I PARTE
Voi le chiamate #Groupie. Quelle che si strappano i capelli quando la loro star sale sul palco. Non si perdono una tappa del nuovo tour, fanno file di ore per un autografo e sventolano striscioni sperando di diventare le reginette del #Backstage. Quelle che toglietemi tutto, ma non il mio idolo. Ecco, io ero così, ma volevo essere molto di più. Volevo essere anche musa e amante del mio divo. Volevo che rivelasse a tutti quanto mi amasse, come #Drake con #Rihanna agli #MTVAwards. Volevo che, se si fosse lanciato dal palco dopo aver ultimato uno dei suoi capolavori, come i vostri rapper in magliettoni, ci fossi stata io a prenderlo, strappando i capelli a chi avesse osato mettersi tra noi due.
Volevo questo e anche tutto il resto: una mia linea di moda, le copertine e le passerelle.

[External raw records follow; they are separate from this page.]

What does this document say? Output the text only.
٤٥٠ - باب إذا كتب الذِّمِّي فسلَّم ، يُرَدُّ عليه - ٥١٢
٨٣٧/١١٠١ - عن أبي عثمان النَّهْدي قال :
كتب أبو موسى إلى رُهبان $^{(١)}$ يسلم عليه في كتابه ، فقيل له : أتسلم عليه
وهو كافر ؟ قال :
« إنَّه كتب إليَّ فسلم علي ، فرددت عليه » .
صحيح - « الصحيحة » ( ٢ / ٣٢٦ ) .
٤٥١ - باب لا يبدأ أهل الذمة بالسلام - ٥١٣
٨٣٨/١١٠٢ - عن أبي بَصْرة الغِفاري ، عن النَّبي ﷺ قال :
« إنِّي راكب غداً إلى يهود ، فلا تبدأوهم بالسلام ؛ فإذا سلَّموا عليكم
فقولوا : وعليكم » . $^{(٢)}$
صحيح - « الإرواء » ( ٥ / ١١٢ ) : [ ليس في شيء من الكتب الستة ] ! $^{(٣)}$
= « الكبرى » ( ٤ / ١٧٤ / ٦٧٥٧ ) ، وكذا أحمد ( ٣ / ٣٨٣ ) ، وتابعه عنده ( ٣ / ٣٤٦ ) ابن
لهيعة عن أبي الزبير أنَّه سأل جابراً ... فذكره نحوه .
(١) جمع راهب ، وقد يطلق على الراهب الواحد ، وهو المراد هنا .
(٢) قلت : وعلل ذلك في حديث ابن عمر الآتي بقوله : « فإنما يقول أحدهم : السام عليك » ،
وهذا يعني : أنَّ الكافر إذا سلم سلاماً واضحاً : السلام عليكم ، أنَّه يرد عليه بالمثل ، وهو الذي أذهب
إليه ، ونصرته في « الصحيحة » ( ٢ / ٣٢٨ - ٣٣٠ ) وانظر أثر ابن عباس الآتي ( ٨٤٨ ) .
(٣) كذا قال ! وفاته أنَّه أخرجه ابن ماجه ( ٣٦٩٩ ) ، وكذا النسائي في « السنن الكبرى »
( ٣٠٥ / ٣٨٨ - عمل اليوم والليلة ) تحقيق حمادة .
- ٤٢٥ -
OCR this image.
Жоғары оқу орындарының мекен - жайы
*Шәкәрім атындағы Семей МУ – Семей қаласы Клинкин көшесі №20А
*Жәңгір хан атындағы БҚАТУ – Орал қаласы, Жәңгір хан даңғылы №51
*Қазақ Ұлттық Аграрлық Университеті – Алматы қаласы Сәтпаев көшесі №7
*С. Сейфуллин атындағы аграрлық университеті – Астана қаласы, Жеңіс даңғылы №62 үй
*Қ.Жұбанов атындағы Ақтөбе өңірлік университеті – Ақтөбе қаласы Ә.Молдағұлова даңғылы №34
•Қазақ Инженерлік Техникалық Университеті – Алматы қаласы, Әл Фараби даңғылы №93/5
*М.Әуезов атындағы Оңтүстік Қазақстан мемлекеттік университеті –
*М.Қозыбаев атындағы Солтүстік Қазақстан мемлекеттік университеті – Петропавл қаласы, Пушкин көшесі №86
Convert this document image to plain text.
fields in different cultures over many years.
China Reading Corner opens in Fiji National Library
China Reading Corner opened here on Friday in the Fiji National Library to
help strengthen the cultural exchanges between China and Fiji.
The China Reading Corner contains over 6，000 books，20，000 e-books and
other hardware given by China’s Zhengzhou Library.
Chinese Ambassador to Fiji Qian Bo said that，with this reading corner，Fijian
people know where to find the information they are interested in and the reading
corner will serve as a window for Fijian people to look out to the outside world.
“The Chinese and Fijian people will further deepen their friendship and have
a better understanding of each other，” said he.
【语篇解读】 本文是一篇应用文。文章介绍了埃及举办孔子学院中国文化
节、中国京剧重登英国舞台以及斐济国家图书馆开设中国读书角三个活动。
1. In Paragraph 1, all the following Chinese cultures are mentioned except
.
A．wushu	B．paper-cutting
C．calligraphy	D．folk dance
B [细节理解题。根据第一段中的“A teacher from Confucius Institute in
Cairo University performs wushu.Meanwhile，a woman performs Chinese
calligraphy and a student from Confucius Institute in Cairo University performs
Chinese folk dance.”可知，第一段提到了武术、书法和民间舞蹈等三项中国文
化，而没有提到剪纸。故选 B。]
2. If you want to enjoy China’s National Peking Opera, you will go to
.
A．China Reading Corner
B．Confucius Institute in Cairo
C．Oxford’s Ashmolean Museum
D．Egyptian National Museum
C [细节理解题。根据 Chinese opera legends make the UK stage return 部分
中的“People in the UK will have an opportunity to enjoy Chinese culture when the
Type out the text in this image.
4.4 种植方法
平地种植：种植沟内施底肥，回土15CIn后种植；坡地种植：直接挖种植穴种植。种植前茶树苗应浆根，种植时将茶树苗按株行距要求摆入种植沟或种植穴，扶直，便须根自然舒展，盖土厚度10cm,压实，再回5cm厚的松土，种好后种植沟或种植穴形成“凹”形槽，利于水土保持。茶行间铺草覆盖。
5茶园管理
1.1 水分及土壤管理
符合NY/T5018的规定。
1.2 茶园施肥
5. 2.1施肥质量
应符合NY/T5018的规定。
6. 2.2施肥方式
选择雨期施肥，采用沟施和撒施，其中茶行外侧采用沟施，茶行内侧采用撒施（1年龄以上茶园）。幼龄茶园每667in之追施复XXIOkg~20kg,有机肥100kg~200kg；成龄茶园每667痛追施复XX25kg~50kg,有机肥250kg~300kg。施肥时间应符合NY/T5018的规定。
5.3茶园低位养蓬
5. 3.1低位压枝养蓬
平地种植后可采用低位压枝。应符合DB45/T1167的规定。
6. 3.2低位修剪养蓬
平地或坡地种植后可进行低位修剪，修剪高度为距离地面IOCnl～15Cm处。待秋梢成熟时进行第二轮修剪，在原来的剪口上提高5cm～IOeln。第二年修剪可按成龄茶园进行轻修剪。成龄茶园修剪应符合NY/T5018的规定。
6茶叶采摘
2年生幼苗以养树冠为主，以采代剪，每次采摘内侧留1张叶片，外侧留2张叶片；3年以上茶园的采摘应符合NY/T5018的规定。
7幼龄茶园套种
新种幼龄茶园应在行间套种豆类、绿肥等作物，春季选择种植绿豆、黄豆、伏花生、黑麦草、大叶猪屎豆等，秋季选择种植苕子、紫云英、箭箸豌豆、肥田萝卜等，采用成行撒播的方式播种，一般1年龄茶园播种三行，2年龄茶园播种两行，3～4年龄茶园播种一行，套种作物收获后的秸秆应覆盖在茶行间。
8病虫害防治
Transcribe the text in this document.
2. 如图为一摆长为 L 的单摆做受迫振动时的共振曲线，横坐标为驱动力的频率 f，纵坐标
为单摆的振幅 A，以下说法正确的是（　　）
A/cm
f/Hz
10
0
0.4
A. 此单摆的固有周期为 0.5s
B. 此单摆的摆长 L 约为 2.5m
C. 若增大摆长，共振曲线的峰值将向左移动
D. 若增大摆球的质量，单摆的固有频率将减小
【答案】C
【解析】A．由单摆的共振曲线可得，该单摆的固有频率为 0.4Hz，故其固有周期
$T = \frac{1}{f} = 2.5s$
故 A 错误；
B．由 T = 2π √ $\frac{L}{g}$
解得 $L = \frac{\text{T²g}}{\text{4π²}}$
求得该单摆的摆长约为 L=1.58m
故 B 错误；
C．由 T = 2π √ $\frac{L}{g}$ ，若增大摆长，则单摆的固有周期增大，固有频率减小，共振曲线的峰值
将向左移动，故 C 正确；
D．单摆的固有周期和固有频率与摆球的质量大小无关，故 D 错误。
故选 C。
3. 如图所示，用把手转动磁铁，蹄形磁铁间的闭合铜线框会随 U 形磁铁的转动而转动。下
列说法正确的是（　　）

Per voi è facile, ne avete a centinaia su #Instagram. C’è Justin Timberlake o quell’altro Justin – Bieberon? Una cosa del genere – o anche #Fedez, se volete giocare in casa. Ai miei tempi c’erano tuttalpiù qualche Papa o Sovrano, decaduti francesi e nobili spagnoli. Al massimo, se mi andava bene, capitava che a teatro mi trovassi a qualche palco da un Vicerè imparruccato che puzzava di stantio a metri di distanza. Mi vedete a fare la #Follower di uno di questi?
Ecco perché il mio lui non poteva che essere #MichelangeloMerisi, ma è più facile che lo conosciate come il #Caravaggio. Io invece mi chiamo Piera. Come Pietro, ma al femminile. Non è colpa mia se mio padre sperava in un maschio e voleva anche dargli il nome del primo apostolo. Almeno mia madre l’ha costretto a eliminare una “t” dal mio nome, santa donna.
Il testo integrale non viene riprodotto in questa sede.